Can I ask OpenAI or Google to fix what AI says about my brand?

Not really. There's no editorial line and no per-brand correction process at the model layer. You fix AI reputation by giving the AI better sources to cite (canonical fact pages, structured data, trusted-source mentions), not by asking the AI provider to override. The exception is clearly defamatory hallucinations, where the legal route exists but is slow.

Does removing negative reviews help in AI search?

Partly.
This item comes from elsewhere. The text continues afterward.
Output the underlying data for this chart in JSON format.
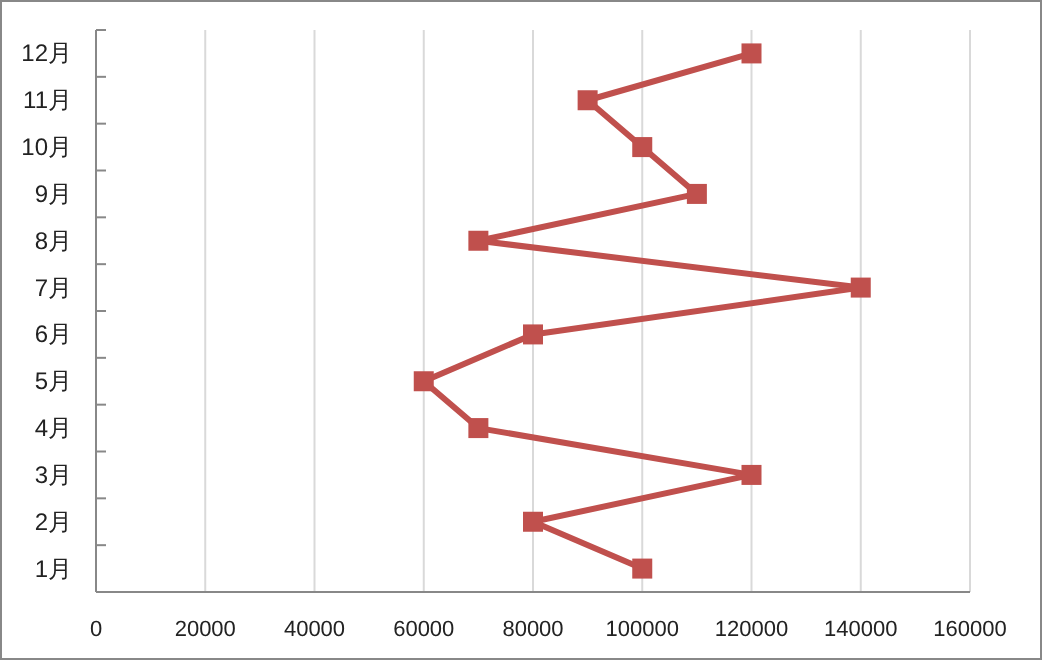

AI engines pull from a wider source set than just review sites and weight summary-style content (Reddit threads, comparison articles, Wikipedia) heavily. Suppressing one negative G2 review may not move the AI answer if the AI is summarising 50 sources, including Reddit and trade pubs. Better to publish accurate, schema-marked counter-content and earn fresh positive citations.

How fast can AI reputation be moved?

Technical fixes (canonical fact page + JSON-LD) can move citation behaviour within 7 to 14 days. Brand-mention behaviour takes longer, typically 2 to 4 weeks, because the AI needs to see the new content reinforced across enough trusted sources. Severe hallucinations sometimes persist for 4 to 8 weeks even after a fix because the model has 'learned' the wrong fact during training.

Is AI reputation management the same as AEO?

Overlapping but not identical. AEO (Answer Engine Optimisation) is the broader practice of being recommended and cited by AI engines, including categories where you have no existing reputation problem. AI reputation management is specifically about monitoring and correcting what the AI says about your brand, especially defensive against hallucination. Most teams need both.

Where do AI hallucinations about my brand come from?

Two structural causes. Information vacuums: there is no canonical, authoritative source for a specific claim (your pricing, certifications, integrations) so the model fills the gap with plausible content. And source ambiguity: your brand name is similar to other brands or generic terms, and the AI conflates information across them. Close the vacuum and the hallucination usually disappears.